Back to the pound, and whilst sterling has bounced back with much aplomb throughout this week, the key inflation data is likely to set the tone for the pound’s fortunes through next week, as markets attempt to second-guess the BoE’s next move. On that note, the latest estimates call for a dip in headline inflation, with the chances of core inflation rising, given the lag effect on prices.


A week can be a long time in markets. This time last week, EUR/USD was sunning itself above 1.1000, the ECB were going to be hawkish for longer on rates, boosted by a recovery in economic activity in the region, and all talk was everything Euro-dominated being an outperformer. The single currency has certainly lost its shine since then, with EUR/USD slipping back below 1.0700 earlier in the week, and whilst much of that move has been down to a stronger USD, the more cautious tone from the ECB, coupled with some softening amongst key Euro area data releases, have played their part in the reversal too.

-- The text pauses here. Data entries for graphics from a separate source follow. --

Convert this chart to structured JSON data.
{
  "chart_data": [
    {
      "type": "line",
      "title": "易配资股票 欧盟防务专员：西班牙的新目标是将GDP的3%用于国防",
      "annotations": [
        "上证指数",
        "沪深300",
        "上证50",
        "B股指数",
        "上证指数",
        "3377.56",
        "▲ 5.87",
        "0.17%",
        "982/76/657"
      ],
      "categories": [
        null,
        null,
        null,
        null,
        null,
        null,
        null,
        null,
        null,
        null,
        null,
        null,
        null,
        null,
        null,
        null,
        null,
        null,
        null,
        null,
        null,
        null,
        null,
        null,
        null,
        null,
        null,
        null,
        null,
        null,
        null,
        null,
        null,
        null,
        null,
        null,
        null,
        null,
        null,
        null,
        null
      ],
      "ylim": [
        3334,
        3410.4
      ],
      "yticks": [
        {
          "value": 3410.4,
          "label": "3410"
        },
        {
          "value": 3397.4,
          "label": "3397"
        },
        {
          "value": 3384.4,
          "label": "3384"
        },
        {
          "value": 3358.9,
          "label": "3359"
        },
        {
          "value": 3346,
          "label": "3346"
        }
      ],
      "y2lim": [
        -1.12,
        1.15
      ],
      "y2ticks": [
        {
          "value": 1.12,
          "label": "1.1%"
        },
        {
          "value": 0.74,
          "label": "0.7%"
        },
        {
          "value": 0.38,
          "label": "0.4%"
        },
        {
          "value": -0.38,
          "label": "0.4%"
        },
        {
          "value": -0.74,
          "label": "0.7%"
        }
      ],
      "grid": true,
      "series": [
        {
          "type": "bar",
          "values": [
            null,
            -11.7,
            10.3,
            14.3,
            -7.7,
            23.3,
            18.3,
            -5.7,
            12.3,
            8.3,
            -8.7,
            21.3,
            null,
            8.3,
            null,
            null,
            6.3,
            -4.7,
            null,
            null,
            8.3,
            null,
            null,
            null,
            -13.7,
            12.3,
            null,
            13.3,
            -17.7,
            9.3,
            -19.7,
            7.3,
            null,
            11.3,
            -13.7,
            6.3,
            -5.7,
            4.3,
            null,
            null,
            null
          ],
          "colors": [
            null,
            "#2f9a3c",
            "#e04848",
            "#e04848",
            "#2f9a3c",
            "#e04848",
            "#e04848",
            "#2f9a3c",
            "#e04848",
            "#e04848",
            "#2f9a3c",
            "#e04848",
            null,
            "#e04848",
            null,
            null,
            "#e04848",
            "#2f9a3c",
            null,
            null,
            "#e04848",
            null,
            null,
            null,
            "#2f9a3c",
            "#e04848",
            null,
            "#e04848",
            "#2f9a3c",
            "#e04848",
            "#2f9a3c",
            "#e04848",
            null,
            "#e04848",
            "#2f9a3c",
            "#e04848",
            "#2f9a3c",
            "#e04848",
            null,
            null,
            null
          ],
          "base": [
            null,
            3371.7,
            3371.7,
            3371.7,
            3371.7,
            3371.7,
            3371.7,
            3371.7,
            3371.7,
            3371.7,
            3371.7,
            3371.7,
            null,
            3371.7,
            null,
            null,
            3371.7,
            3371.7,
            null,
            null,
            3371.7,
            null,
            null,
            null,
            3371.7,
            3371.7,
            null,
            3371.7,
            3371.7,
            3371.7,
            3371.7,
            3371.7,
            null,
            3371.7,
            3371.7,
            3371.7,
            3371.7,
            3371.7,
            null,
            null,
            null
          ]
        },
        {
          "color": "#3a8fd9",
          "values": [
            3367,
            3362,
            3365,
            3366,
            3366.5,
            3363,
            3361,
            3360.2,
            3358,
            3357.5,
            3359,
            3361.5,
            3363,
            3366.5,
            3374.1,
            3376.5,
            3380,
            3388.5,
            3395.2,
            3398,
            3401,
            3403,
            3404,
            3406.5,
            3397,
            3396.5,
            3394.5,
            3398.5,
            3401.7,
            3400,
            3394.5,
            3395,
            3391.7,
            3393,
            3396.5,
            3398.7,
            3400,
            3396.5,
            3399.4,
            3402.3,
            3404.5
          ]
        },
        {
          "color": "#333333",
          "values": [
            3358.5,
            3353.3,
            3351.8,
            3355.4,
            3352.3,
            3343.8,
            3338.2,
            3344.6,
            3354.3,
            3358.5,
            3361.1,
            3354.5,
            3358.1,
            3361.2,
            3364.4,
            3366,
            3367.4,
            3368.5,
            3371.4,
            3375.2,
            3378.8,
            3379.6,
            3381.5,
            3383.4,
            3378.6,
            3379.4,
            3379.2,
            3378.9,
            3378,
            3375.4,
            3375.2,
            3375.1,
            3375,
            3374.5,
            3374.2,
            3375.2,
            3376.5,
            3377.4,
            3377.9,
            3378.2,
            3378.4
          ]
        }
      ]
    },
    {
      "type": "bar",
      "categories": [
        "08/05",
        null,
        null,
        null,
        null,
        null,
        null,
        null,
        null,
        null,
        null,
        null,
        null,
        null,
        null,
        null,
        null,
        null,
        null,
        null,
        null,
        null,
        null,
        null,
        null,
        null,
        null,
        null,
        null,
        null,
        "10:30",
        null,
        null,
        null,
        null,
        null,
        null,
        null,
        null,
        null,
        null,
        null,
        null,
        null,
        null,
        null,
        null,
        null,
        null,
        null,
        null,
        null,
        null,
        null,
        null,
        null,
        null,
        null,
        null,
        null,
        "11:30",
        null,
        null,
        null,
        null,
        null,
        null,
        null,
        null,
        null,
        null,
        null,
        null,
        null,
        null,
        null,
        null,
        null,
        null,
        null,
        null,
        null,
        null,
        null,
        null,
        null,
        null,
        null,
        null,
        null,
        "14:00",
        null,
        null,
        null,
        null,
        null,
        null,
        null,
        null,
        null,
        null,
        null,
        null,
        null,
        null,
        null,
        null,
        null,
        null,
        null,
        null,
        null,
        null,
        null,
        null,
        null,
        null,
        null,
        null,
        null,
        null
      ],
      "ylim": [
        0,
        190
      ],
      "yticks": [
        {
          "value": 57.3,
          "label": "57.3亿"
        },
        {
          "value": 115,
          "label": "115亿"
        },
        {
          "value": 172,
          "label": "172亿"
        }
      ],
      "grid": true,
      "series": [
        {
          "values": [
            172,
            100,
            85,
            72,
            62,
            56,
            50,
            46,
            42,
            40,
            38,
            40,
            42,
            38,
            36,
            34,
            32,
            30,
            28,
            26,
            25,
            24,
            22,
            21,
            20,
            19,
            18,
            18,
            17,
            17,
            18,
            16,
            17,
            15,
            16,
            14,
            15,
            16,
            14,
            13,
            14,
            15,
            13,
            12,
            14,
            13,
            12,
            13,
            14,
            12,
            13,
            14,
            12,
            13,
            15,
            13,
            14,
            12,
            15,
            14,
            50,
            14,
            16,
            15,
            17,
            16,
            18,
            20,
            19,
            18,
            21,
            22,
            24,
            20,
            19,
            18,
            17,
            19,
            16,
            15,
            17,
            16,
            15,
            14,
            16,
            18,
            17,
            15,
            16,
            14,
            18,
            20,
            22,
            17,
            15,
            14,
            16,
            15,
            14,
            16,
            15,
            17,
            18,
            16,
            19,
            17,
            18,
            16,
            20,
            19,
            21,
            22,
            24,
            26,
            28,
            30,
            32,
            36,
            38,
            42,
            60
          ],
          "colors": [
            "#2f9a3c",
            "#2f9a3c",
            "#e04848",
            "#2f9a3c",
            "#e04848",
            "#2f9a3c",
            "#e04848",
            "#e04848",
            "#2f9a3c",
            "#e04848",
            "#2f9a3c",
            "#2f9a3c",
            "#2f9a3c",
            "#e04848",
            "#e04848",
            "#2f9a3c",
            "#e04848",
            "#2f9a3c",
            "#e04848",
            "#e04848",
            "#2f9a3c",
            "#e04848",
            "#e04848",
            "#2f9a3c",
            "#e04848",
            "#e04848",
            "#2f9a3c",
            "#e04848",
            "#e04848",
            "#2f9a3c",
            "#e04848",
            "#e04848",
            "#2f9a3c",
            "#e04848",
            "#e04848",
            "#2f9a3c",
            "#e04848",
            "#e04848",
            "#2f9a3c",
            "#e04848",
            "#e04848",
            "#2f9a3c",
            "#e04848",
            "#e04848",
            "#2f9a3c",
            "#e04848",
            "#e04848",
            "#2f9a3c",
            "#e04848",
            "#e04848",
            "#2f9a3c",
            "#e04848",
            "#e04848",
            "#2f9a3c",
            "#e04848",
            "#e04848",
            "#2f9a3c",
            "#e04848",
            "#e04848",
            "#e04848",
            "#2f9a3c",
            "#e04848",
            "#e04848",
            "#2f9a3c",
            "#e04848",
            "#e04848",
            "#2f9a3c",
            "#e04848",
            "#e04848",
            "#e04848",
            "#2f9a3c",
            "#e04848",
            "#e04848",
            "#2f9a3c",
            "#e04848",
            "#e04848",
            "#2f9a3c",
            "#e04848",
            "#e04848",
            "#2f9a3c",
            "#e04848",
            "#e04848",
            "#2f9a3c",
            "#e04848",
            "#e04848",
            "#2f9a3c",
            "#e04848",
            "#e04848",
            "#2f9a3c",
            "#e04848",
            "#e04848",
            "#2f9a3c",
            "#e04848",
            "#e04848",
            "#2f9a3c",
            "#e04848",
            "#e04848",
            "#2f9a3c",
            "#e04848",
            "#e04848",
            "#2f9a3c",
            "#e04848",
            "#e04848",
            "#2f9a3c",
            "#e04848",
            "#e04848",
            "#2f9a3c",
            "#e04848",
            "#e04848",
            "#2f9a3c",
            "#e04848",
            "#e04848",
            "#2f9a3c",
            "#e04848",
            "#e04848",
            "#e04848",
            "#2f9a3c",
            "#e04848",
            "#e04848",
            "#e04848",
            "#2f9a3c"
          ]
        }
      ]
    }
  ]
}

Amongst the data, regional Retail Sales slipped through December by 2.7%, and whilst a decline had been expected, the figure was worse than had been estimated. Whilst the ongoing impact of high inflation has clearly impacted consumer demand, there is a light at the end of the tunnel, and this week’s German inflation reading reflected a further decline from 9.6 to 9.2% (YoY) for the key harmonised index of CPI. Whilst softer inflation may be good for a country, is does not initially feed through to a stronger currency, given that it reduces the probability of imminent rate hikes.

Looking ahead, next week will see the release of the latest regional growth and unemployment as well as Spanish inflation (January).  As for the single currency, well much still depends on the ECB. They have already stated on many occasions (including this week) that they intend to hike rates by 0.5% at their next meeting, however, beyond that they will be assessing the cumulative impact to the economy, before deciding on their next move. Were the ECB to signal a pause, then further gains might be a bit harder to come by for the single currency.